Alexander Van der Bellen wieder nicht ganz am Ziel: Grünen-Chef scheitert wieder an FP
- Wirtschaftsprofessor ist beliebtester Politiker im Land

Es will für die Grünen und ihren Chef Alexander Van der Bellen einfach kein dritter Platz herauskommen. Auch bei dieser Nationalratswahl schaffte man es nicht, die FPÖ zu überholen - und das, obwohl die Freiheitlichen erstmals getrennt antraten. An der Popularität des Spitzenkandidaten hat es wohl kaum gelegen, ist der humorvolle Wirtschaftsprofessor doch laut allen Umfragen einer der beliebtesten Politiker im Land. In Stimmen ummünzen konnte dies Van der Bellen aber auch am 1. Oktober nicht im gewünschten Ausmaß.
Ob der Professor, immerhin auch schon stolze 62, jetzt weitermacht, obwohl eine Koalitionsbeteiligung der Grünen angesichts des Wahlausgangs mehr als unwahrscheinlich geworden ist, steht vorerst noch in den Sternen. Die Chance, seine gut zehnjährige politische Karriere mit einem Ministeramt zu krönen, scheint aber vertan.
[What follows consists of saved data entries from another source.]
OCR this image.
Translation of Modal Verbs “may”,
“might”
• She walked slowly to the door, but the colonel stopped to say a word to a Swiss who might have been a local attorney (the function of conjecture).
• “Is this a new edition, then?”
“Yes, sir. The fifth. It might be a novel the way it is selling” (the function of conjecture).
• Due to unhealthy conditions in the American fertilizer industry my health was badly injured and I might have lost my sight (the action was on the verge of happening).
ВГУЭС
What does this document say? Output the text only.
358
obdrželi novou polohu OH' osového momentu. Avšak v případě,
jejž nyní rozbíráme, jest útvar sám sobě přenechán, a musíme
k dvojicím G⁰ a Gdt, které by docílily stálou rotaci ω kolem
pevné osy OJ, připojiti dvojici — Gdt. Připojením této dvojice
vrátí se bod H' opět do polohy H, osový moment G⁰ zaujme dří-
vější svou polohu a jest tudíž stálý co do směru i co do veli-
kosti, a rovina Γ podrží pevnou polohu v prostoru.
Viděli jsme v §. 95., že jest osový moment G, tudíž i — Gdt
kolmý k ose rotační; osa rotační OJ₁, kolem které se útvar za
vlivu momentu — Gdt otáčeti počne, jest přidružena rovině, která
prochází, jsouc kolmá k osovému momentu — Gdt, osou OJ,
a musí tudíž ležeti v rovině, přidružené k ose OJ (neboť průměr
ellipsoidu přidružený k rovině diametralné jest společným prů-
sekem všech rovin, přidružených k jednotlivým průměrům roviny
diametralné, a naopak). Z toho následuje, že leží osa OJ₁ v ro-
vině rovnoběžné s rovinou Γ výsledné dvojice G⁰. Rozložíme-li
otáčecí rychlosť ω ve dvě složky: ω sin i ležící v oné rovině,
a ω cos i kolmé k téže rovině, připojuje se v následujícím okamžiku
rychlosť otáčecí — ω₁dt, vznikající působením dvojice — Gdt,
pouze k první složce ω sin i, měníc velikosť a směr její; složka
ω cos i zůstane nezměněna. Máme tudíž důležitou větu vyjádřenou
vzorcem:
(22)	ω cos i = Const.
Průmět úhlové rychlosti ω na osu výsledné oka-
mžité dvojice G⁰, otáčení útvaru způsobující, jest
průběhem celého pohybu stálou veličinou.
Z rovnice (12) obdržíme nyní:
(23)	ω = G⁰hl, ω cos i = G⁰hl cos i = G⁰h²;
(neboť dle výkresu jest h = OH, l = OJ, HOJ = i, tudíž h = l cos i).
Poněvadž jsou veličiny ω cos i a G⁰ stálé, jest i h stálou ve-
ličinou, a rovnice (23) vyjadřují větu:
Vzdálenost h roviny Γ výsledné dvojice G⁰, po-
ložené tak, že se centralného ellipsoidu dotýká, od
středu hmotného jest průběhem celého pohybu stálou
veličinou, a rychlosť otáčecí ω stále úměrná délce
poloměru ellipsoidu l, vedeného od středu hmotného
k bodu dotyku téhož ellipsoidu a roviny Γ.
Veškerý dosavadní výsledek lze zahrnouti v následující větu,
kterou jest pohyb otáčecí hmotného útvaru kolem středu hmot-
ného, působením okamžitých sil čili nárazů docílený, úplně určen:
Dabei hatte sich Van der Bellen entgegen seinem Naturell in diesem Wahlkampf durchaus angriffig gezeigt und vor allem die beiden freiheitlichen Parteien immer wieder mit harten Attacken überzogen. FPÖ-Chef Heinz-Christian Strache erklärte er gar zu seinem "politischen Feind" bzw. einem "Hassprediger". Immerhin gefiel das erstmals mehr als zehn Prozent der Wähler, allerdings wenigeren als Straches Ausländer-Parolen.
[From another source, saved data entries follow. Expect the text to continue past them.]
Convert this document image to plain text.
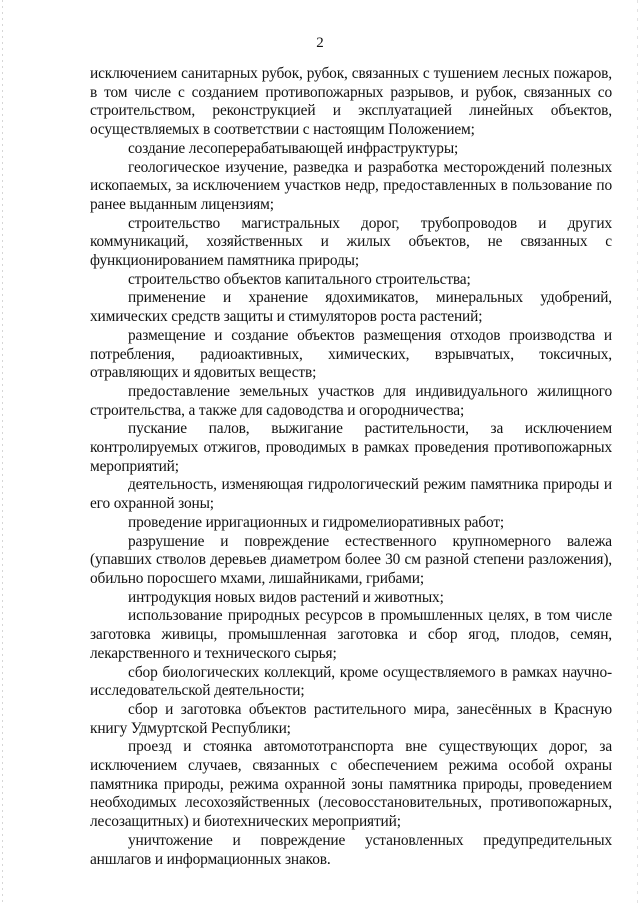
2

исключением санитарных рубок, рубок, связанных с тушением лесных пожаров, в том числе с созданием противопожарных разрывов, и рубок, связанных со строительством, реконструкцией и эксплуатацией линейных объектов, осуществляемых в соответствии с настоящим Положением;

создание лесоперерабатывающей инфраструктуры;

геологическое изучение, разведка и разработка месторождений полезных ископаемых, за исключением участков недр, предоставленных в пользование по ранее выданным лицензиям;

строительство магистральных дорог, трубопроводов и других коммуникаций, хозяйственных и жилых объектов, не связанных с функционированием памятника природы;

строительство объектов капитального строительства;

применение и хранение ядохимикатов, минеральных удобрений, химических средств защиты и стимуляторов роста растений;

размещение и создание объектов размещения отходов производства и потребления, радиоактивных, химических, взрывчатых, токсичных, отравляющих и ядовитых веществ;

предоставление земельных участков для индивидуального жилищного строительства, а также для садоводства и огородничества;

пускание палов, выжигание растительности, за исключением контролируемых отжигов, проводимых в рамках проведения противопожарных мероприятий;

деятельность, изменяющая гидрологический режим памятника природы и его охранной зоны;

проведение ирригационных и гидромелиоративных работ;

разрушение и повреждение естественного крупномерного валежа (упавших стволов деревьев диаметром более 30 см разной степени разложения), обильно поросшего мхами, лишайниками, грибами;

интродукция новых видов растений и животных;

использование природных ресурсов в промышленных целях, в том числе заготовка живицы, промышленная заготовка и сбор ягод, плодов, семян, лекарственного и технического сырья;

сбор биологических коллекций, кроме осуществляемого в рамках научно-исследовательской деятельности;

сбор и заготовка объектов растительного мира, занесённых в Красную книгу Удмуртской Республики;

проезд и стоянка автомототранспорта вне существующих дорог, за исключением случаев, связанных с обеспечением режима особой охраны памятника природы, режима охранной зоны памятника природы, проведением необходимых лесохозяйственных (лесовосстановительных, противопожарных, лесозащитных) и биотехнических мероприятий;

уничтожение и повреждение установленных предупредительных аншлагов и информационных знаков.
Was Van der Bellen, der seit Jahren als Bindeglied und freundliches Gesicht zwischen den Grünen Flügeln gilt, vermied, war es, sich wie 2002 eine Koalitionsvariante schon im Vorfeld auszusuchen. Teilweise schon fast gekünstelt wurde eine Äquidistanz der Grünen zu SPÖ und ÖVP konstruiert, wiewohl jeder weiß, dass neun von zehn Grünen allemal lieber mit den Sozialdemokraten ins koalitionäre Bett hüpfen würde. Diese defensive Haltung des ehemaligen SPÖ-Mitglieds Van der Bellens dürfte einer der Gründe gewesen, warum letztlich doch ein paar weniger Österreicher ihr Kreuzerl bei Grün gemacht hatten als erhofft, galt es doch als durchaus möglich, dass der Bundessprecher auch eine Koalition mit der bei vielen Links-Wählern verpönten ÖVP eingehen würde.
Das politische Leben Van der Bellens hatte eigentlich recht spät begonnen. Quasi entdeckt vom grünen Urgestein Peter Pilz kandidierte der in der breiten Öffentlichkeit unbekannte Volkswirtschaftslehrer 1992 für das Amt des Rechnungshof-Präsidenten und zog 1994 ins Parlament ein. Seither ist ein grünes Leben ohne den verheirateten Vater von zwei Söhnen kaum noch denkbar. Er ist mittlerweile schon fünf Mal als Bundessprecher wieder gewählt und führt auch seit zwei Legislaturperioden den Parlamentsklub an.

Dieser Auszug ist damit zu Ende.